BrizoConsol uses the investment cost and the fair value net assets to derive goodwill automatically. For subsequent stake acquisitions, the system updates the effective group percentage and adjusts the NCI allocation accordingly — without requiring a separate goodwill recalculation.

How goodwill is calculated

First acquisition of a 90% stake: Investment cost $86,000 / Net assets at fair value $90,000
Goodwill = Investment cost − (Ownership % × Net assets at FV) = $86,000 − (90% × $90,000) = $86,000 − $81,000 = $5,000
NCI at acquisition = 10% × $90,000 = $9,000

No manual calculation required — BrizoConsol derives both from the acquisition record.

Disposal accounting — including loss of control

Disposal is where NCI accounting becomes most complex — and where most manual workflows break down. BrizoConsol’s Dispose transaction type handles it directly within the same Ownership Record workflow.

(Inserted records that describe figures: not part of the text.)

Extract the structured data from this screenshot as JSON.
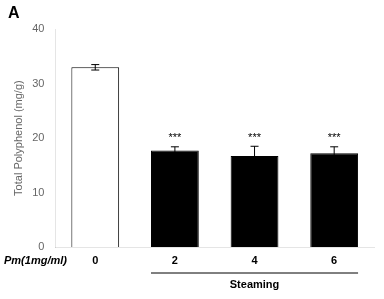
{
  "chart_data": {
    "type": "bar",
    "title": "A",
    "categories": [
      "0",
      "2",
      "4",
      "6"
    ],
    "values": [
      33.0,
      17.7,
      16.7,
      17.2
    ],
    "errors": [
      0.5,
      0.7,
      1.8,
      1.2
    ],
    "colors": [
      "#ffffff",
      "#000000",
      "#000000",
      "#000000"
    ],
    "edge_color": "#000000",
    "ylabel": "Total Polyphenol (mg/g)",
    "xlabel": "Pm(1mg/ml)",
    "group_labels": [
      {
        "text": "Steaming",
        "categories": [
          "2",
          "4",
          "6"
        ]
      }
    ],
    "annotations": [
      {
        "category": "2",
        "text": "***"
      },
      {
        "category": "4",
        "text": "***"
      },
      {
        "category": "6",
        "text": "***"
      }
    ],
    "ylim": [
      0,
      40
    ],
    "yticks": [
      0,
      10,
      20,
      30,
      40
    ],
    "grid": false
  }
}
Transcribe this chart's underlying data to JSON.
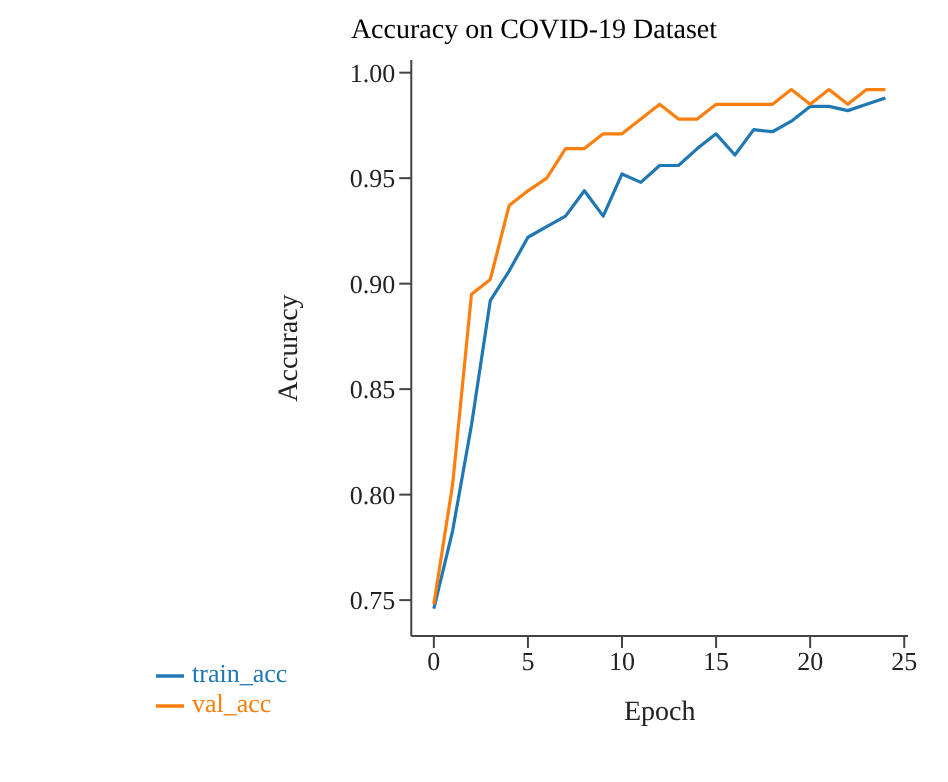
{
  "chart_data": {
    "type": "line",
    "title": "Accuracy on COVID-19 Dataset",
    "xlabel": "Epoch",
    "ylabel": "Accuracy",
    "x": [
      0,
      1,
      2,
      3,
      4,
      5,
      6,
      7,
      8,
      9,
      10,
      11,
      12,
      13,
      14,
      15,
      16,
      17,
      18,
      19,
      20,
      21,
      22,
      23,
      24
    ],
    "series": [
      {
        "name": "train_acc",
        "color": "#1f77b4",
        "values": [
          0.746,
          0.783,
          0.833,
          0.892,
          0.906,
          0.922,
          0.927,
          0.932,
          0.944,
          0.932,
          0.952,
          0.948,
          0.956,
          0.956,
          0.964,
          0.971,
          0.961,
          0.973,
          0.972,
          0.977,
          0.984,
          0.984,
          0.982,
          0.985,
          0.988
        ]
      },
      {
        "name": "val_acc",
        "color": "#ff7f0e",
        "values": [
          0.748,
          0.805,
          0.895,
          0.902,
          0.937,
          0.944,
          0.95,
          0.964,
          0.964,
          0.971,
          0.971,
          0.978,
          0.985,
          0.978,
          0.978,
          0.985,
          0.985,
          0.985,
          0.985,
          0.992,
          0.985,
          0.992,
          0.985,
          0.992,
          0.992
        ]
      }
    ],
    "xlim": [
      -1.2,
      25.2
    ],
    "xticks": [
      0,
      5,
      10,
      15,
      20,
      25
    ],
    "ylim": [
      0.733,
      1.006
    ],
    "yticks": [
      {
        "value": 0.75,
        "label": "0.75"
      },
      {
        "value": 0.8,
        "label": "0.80"
      },
      {
        "value": 0.85,
        "label": "0.85"
      },
      {
        "value": 0.9,
        "label": "0.90"
      },
      {
        "value": 0.95,
        "label": "0.95"
      },
      {
        "value": 1,
        "label": "1.00"
      }
    ],
    "grid": false,
    "legend": "bottom left",
    "marker": "none",
    "line_style": "solid"
  }
}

When a disposal drops cumulative parent ownership below 50%, BrizoConsol recognises this as a loss-of-control event and surfaces the additional required fields: the disposal proceeds, the retained interest fair value (required for remeasurement of the retained stake on loss of control), and the account to receive the retained interest fair value. A warning appears in the dialog confirming that cumulative ownership will fall below 50%, prompting configuration of the disposal gain/loss calculation before the transaction is confirmed.

🚩 Why loss-of-control disposal errors are so common: In a manual Excel consolidation, the point at which a partial disposal crosses the 50% threshold is often missed. The retained interest continues to be treated as a subsidiary when it should transition to the equity method, or the remeasurement of the retained stake at fair value is omitted. BrizoConsol catches this at the point of entry — not at audit.


What the NCI Engine Handles Automatically

Once ownership records are configured, BrizoConsol’s NCI engine handles:

  • NCI equity allocation: The minority share of net assets is posted to consolidated equity automatically at each consolidation run
  • P&L allocation: Profit and loss is split between parent and NCI based on the ownership percentage applicable to each period
  • Goodwill calculation: Derived from investment cost versus net assets at fair value at the acquisition date; no manual workpaper required
  • CTA on NCI: Where CTA is enabled for the entity, translation differences attributable to NCI are handled as part of the same consolidation run
  • Post NCI Journal: One action posts the computed NCI entries to the consolidated statements, following the same Reconcile → Verify → Post workflow used across all BrizoConsol adjustment modules

Who This Is Built For

ScenarioHow the NCI module helps
Group with partially owned subsidiariesAutomatic NCI % calculation from ownership history — no manual percentage input each period
Multi-currency group with minority interestsCTA and NCI handled in the same consolidation run; NCI share of CTA allocated automatically
Ownership structure changed mid-yearDate-sensitive calculation from the ownership transaction log; correct NCI % applied per period
Subsidiary disposed below 50% ownershipLoss-of-control disposal accounting with retained interest remeasurement surfaced at the point of entry
Audit requiring goodwill workpaperGoodwill auto-calculated from acquisition cost versus fair value; auditable from the ownership record

A Pro Feature Built for Complex Groups

NCI is a Pro Feature in BrizoConsol — designed for accounting firms and group CFOs managing structures where partial ownership, acquisition history, and disposal accounting are part of the regular consolidation cycle. It sits alongside CTA, Auto Elimination, and Elimination Validation in the Adjustments module, so the entire consolidation workflow — including NCI — lives in one auditable platform.